More generally, it is entirely possible that beliefs are distributed in a manner that is highly skewed around the price at last trade. That is, it could be the case that most traders (or the most confident traders) all fall on one side of the order book. In this case the arrival of seemingly minor pieces of information can cause a large swing in the market price. Of course, such swings may draw into the market other participants whose beliefs are not currently represented in the order book. But the bottom line is this: there is no meaningful sense in which one can interpret the price at last trade as an average or representative belief among the trading population.


  1. Still reading your posts! Always worth reading.

    Plus, people may be betting at (subjectively) unfair odds in order to buy insurance against an unfavourable outcome. We all think there's a 50% risk of a bad harvest, but will pay $60 for a $100 bet on a bad harvest.

  2. Thanks Nick... It's true, I neglected this effect, as well as hedging demand, dealers who trade on both sides of the market, and manipulation.

    Manipulation is particularly interesting in these markets since there is positive feedback between beliefs about viability and success with fundraising.
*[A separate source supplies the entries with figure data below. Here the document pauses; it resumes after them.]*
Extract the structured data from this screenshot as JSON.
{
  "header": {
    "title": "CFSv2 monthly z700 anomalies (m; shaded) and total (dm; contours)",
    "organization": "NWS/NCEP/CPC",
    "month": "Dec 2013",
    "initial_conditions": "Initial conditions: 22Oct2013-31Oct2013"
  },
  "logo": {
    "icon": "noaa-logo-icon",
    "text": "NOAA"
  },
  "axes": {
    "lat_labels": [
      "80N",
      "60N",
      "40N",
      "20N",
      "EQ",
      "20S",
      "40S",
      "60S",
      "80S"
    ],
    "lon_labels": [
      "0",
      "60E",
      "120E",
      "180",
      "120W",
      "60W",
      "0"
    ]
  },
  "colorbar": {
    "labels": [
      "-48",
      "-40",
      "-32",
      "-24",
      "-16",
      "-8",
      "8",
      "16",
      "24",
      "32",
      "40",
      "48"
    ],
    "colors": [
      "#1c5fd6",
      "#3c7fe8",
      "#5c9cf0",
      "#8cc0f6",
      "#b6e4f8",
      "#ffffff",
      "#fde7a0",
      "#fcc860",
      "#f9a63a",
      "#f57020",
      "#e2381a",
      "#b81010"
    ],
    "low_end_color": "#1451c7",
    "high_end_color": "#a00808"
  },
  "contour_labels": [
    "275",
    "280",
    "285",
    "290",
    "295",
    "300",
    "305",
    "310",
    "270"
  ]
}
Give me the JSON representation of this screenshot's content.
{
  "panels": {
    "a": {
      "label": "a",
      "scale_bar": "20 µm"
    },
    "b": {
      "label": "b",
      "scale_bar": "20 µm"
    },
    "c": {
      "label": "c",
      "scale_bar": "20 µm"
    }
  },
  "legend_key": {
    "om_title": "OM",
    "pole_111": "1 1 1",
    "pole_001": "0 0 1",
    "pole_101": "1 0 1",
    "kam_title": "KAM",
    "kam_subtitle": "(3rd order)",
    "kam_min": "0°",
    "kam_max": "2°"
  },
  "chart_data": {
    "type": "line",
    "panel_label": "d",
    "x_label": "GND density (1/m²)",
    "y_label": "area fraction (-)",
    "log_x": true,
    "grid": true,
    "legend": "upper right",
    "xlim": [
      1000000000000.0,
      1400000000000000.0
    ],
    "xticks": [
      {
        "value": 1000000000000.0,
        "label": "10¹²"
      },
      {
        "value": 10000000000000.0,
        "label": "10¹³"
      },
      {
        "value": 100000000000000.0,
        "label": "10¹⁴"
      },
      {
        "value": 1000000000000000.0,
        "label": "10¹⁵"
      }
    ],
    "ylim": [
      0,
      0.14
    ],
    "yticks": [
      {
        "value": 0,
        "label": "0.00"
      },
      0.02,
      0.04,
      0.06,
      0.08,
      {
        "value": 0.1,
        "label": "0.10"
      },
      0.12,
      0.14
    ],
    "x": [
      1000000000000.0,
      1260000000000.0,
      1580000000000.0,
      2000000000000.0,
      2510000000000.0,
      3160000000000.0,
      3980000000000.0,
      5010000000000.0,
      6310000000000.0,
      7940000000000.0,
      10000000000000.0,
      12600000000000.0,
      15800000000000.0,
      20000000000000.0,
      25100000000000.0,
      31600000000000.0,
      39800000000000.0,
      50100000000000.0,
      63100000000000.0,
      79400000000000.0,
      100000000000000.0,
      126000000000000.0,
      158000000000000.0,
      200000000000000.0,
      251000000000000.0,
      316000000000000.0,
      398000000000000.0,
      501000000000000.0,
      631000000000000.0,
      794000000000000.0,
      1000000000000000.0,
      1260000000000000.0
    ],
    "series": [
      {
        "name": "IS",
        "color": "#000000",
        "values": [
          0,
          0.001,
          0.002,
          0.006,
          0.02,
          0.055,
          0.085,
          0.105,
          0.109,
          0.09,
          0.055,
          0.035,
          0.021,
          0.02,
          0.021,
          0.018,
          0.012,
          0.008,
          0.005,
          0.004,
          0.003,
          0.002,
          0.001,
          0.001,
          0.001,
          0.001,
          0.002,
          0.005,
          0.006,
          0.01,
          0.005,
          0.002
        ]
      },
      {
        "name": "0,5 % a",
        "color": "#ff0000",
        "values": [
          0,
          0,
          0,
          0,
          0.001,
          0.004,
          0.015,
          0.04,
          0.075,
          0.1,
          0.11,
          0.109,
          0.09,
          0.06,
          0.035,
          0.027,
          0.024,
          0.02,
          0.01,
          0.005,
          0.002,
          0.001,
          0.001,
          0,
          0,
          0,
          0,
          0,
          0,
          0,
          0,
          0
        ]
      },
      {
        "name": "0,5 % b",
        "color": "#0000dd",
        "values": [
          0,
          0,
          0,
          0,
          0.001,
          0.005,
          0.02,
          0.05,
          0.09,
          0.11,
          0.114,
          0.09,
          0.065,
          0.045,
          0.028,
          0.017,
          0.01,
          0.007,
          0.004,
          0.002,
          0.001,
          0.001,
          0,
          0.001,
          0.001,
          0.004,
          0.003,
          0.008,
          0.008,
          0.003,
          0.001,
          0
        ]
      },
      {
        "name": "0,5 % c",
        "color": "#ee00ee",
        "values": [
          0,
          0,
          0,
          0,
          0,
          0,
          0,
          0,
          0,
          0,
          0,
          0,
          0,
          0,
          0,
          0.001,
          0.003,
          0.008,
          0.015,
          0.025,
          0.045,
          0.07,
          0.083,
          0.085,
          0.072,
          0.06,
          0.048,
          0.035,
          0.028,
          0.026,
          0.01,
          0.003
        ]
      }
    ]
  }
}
Dealt with this issue in an earlier post.

  3. this is an excellent illustration of the effect of buyers and sellers at the margin, thanks

  4. "This tells us nothing about the beliefs of traders who are not party to this transaction."

    One of the key elements of any prediction market is that it involves people who believe that they are aware of an inaccuracy in the current price AND are willing to put money behind their belief. Eliminating the tepid and unsure from the analysis is one of the purported benefits of prediction markets.

    The big problem in prediction markets isn't that they don't precisely reflect probabilities, because even though there is a disconnect between intuition and the details, that disconnect isn't all that serious (and doesn't differ materially from other gambler set predictions in tradition betting contexts).

    The big problem in political prediction markets is that there is a much strong incentive in prediction markets to act strategically by making bets that the trader believes to be money losing in order to influence the underlying bet. These feedback loops aren't present in traditional gambling contexts (the horses or dogs don't care what the odds are), but are present in real world securities markets (perception of success or impending doom may influence the actually success or doom of a public company). But, in the securities markets it is much more expensive to manipulate the market than it is in a comparatively low economic stakes political market.

  5. Andrew, I agree... feedback effects are interesting and important, though the point of this post was a bit different. Manipulation is most likely to arise with positive feedback effects (as in election markets) rather then negative feedback effects (as in markets for climate change). I have discussed these issues in a couple of earlier posts.